Grenouille roulante. Avion sans ailes. Les surnoms n’auront pas manqué pour qualifier et moquer cet engin sorti des usines de l’avionneur allemand Messerschmitt, de sinistre mémoire. Au début était l’idée fourbie par un certain Fritz Fend, ingénieur ayant travaillé en 1942 sur le premier avion à réaction Messerschmitt, d’un tricycle carrossé pour se protéger des intempéries. Baptisé Flizter, ou fend-la-bise, l’engin passera à la vitesse supérieure à la faveur d’une disposition officielle.

En effet, le fonds de pension des blessés de guerre offrait des subventions généreuses à qui mettait au point des véhicules permettant aux handicapés de se déplacer. Et le Flitzer de se profiler idéalement, à condition de se motoriser.

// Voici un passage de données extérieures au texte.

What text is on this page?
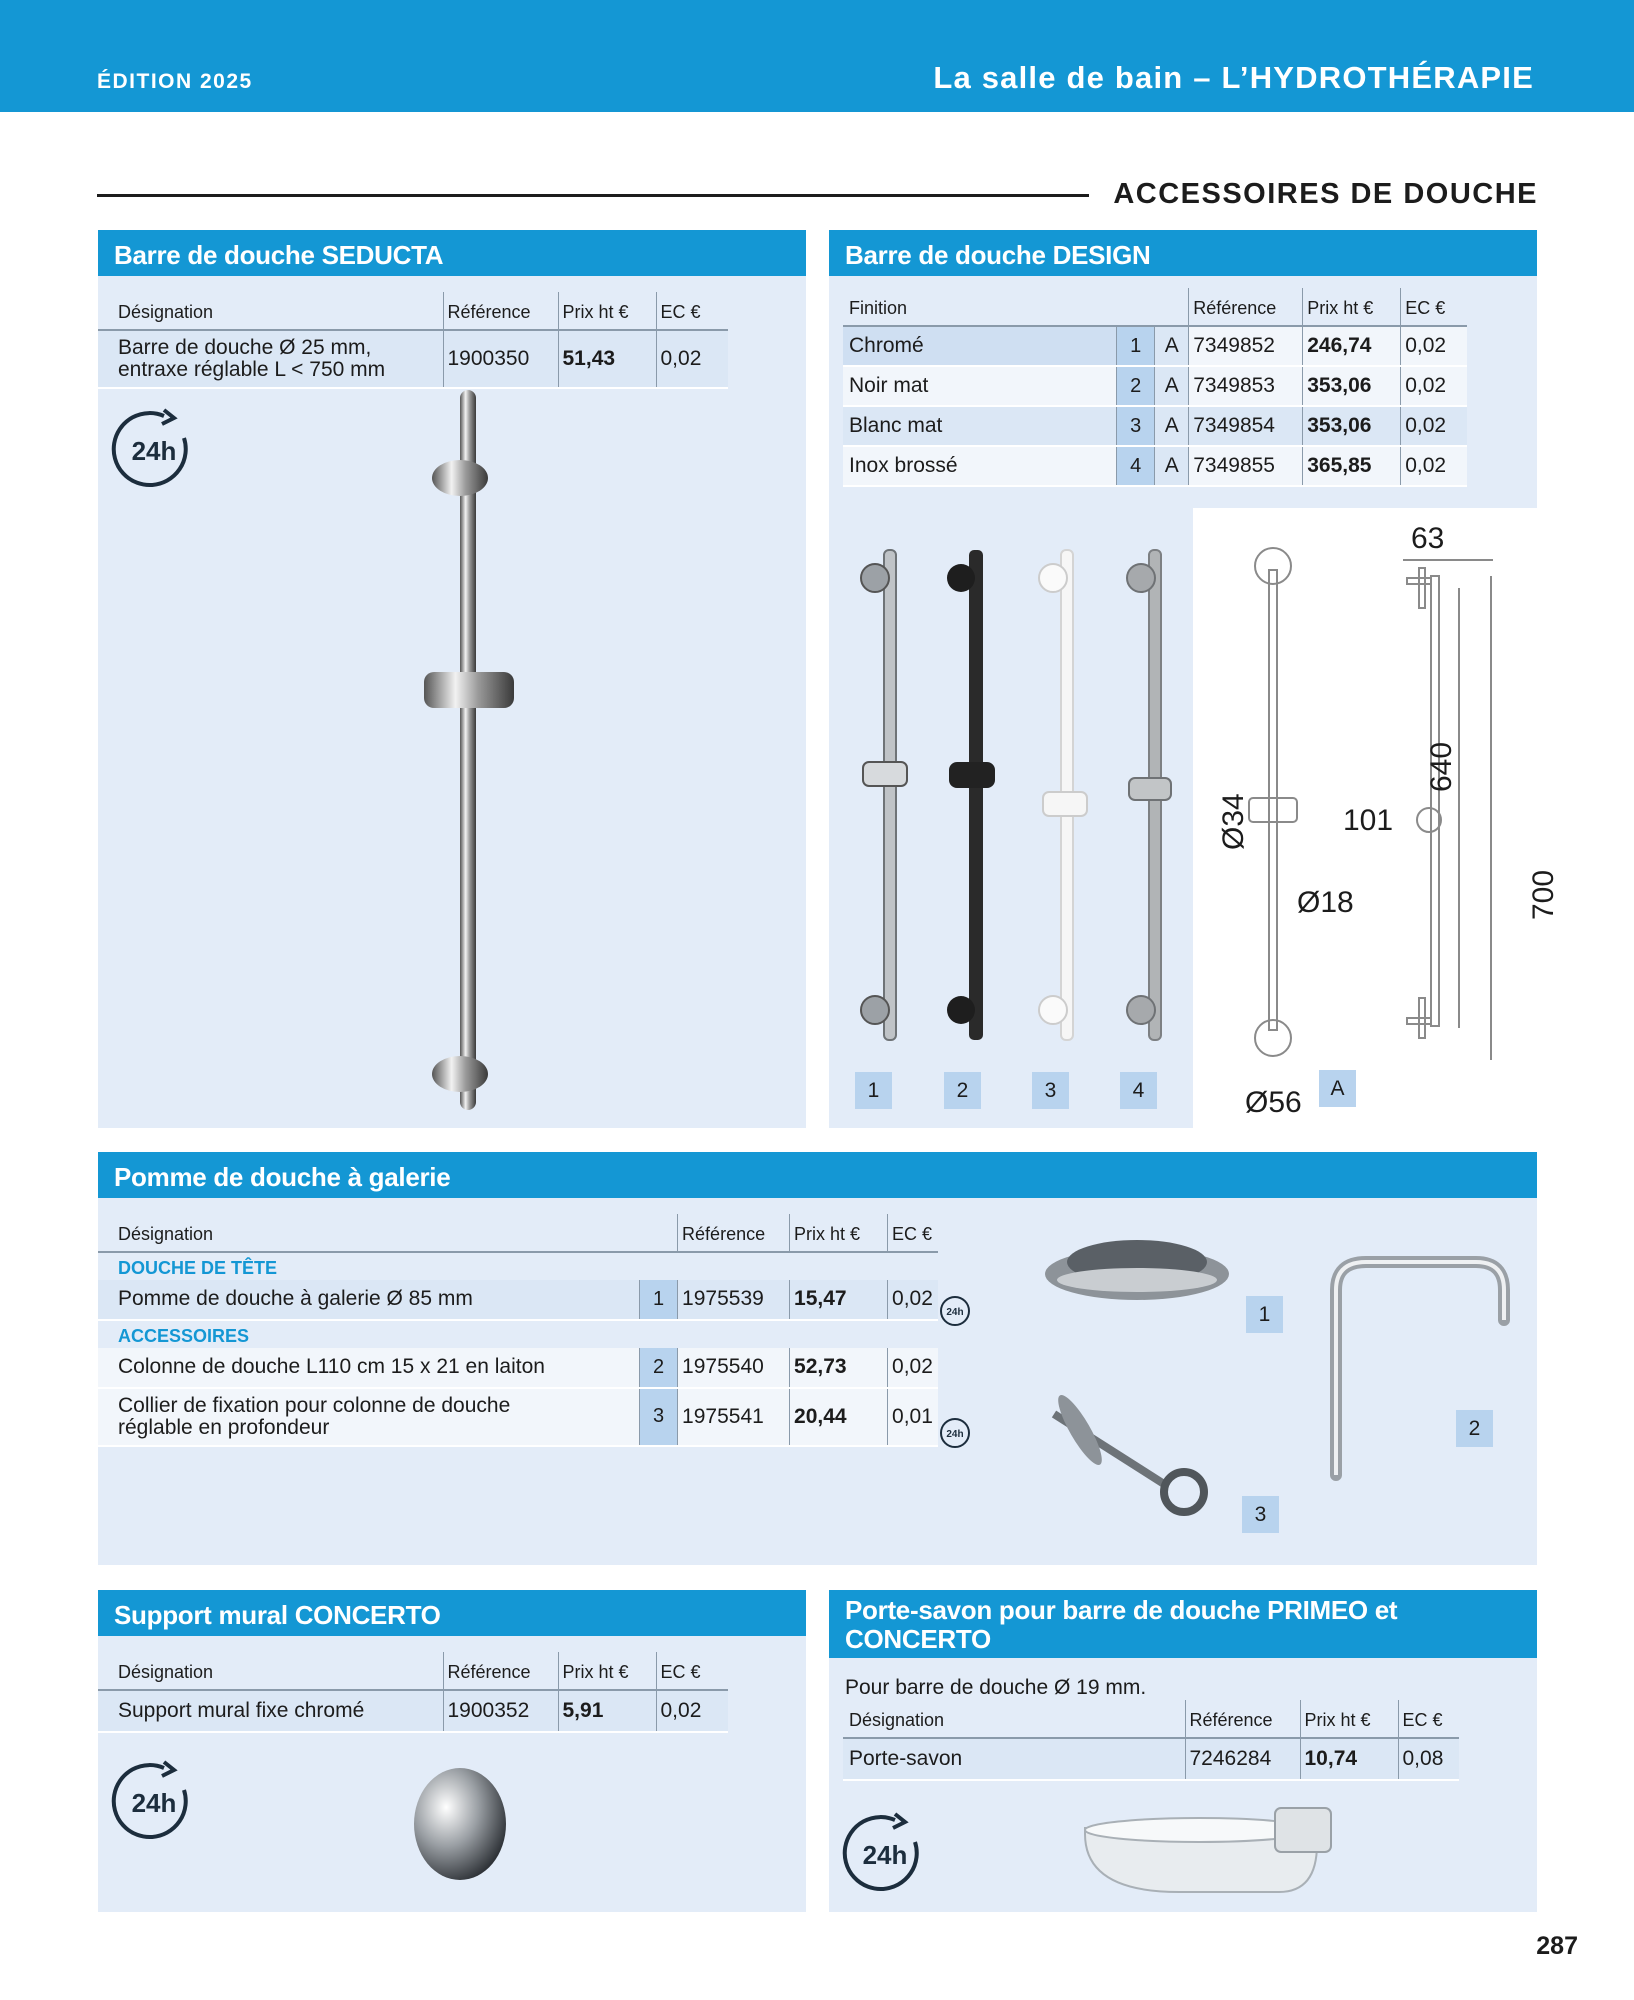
ÉDITION 2025	La salle de bain – L’HYDROTHÉRAPIE
ACCESSOIRES DE DOUCHE
Barre de douche SEDUCTA
Désignation	Référence	Prix ht €	EC €

Barre de douche Ø 25 mm,
entraxe réglable L < 750 mm	1900350	51,43	0,02
24h
Barre de douche DESIGN
Finition			Référence	Prix ht €	EC €
Chromé	1	A	7349852	246,74	0,02
Noir mat	2	A	7349853	353,06	0,02
Blanc mat	3	A	7349854	353,06	0,02
Inox brossé	4	A	7349855	365,85	0,02
1	2	3	4
Ø34	101
Ø18
Ø56
63
640
700
A
Pomme de douche à galerie
Désignation		Référence	Prix ht €	EC €
DOUCHE DE TÊTE				
Pomme de douche à galerie Ø 85 mm	1	1975539	15,47	0,02
ACCESSOIRES				
Colonne de douche L110 cm 15 x 21 en laiton	2	1975540	52,73	0,02

Collier de fixation pour colonne de douche
réglable en profondeur	3	1975541	20,44	0,01
24h
24h
1
2
3
Support mural CONCERTO
Désignation	Référence	Prix ht €	EC €
Support mural fixe chromé	1900352	5,91	0,02
24h
Porte-savon pour barre de douche PRIMEO et
CONCERTO
Pour barre de douche Ø 19 mm.
Désignation	Référence	Prix ht €	EC €
Porte-savon	7246284	10,74	0,08
24h
287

Aux orties les roues de vélo remplacées par des roues de…brouette ! Moteur diesel démarré par kick, freins, transmission semi-automatique : entre1948 et 1951, Herr Fend réussira à produire 150 exemplaires de son tricycle à moteur subventionné qui exigera vite un développement industriel idoine. L’opportunité viendra de Willy Messerschmitt en personne. Oublié l’avionneur : sa firme « punie » par les Alliés, ne produit plus que des engins agricoles et des pièces de moto. Et ses usines sont vides. Invité à s’y installer, Fend autorise son hôte à modifier son Flitzer pour en faire une micro-car à deux places disposées en tandem. Présenté en 1953 au Salon de Genève, le Kabinenroller KR 175 amélioré, doté d’une marche arrière et d’un moteur plus puissant, roue motrice arrière, avancera enrobé d’une légende urbaine tenace : l’engin serait construit avec des éléments du Messerschmitt 109, avion chasseur livré à la Luftwafe en 1935. Il n’en était rien mais le look du KR avec ses ailes carénées et son cockpit vitré alimente tous les phantasmes. Au finish, 15.100 exemplaires construits et vendus.

Remplacé en 1954 par le KR 200, le bidule tape désormais les 100km/h. et se vend à 12.000 exemplaires au prix de 2250 marks -la moitié de ce que coûtait alors une VW. Un succès bientôt remis en cause après que Messerschmitt eut repris en 1957 son activité aéronautique et choisi de laisser tomber sa branche automobile. Non sans conserver l’usage du nom, concédé alors à la firme ouest-allemande FMR pour la poursuite de la production des Kabinenroller. Lesquels affichent dès lors un nouveau logo chromé, des couleurs inédites et bientôt 4 roues. Trop cher, ce KR500 fera un bide.

La production des FMR Messerschmitt KR s’achèvera en 1964, après dix années de succès et plus de 30.000 modèles vendus dont les versions cabriolet KR 201. Collector hissé au statut du culte depuis son apparition dans Brazil, le film de Terry Gilliam, le Messerschmitt KR200 fait aujourd’hui l’objet d’un travail de réédition à l’identique par Messerschmitt sous matricule KR 202. Quant aux modèles de collection, ils s’échangent entre 20.000 et 25.000 €.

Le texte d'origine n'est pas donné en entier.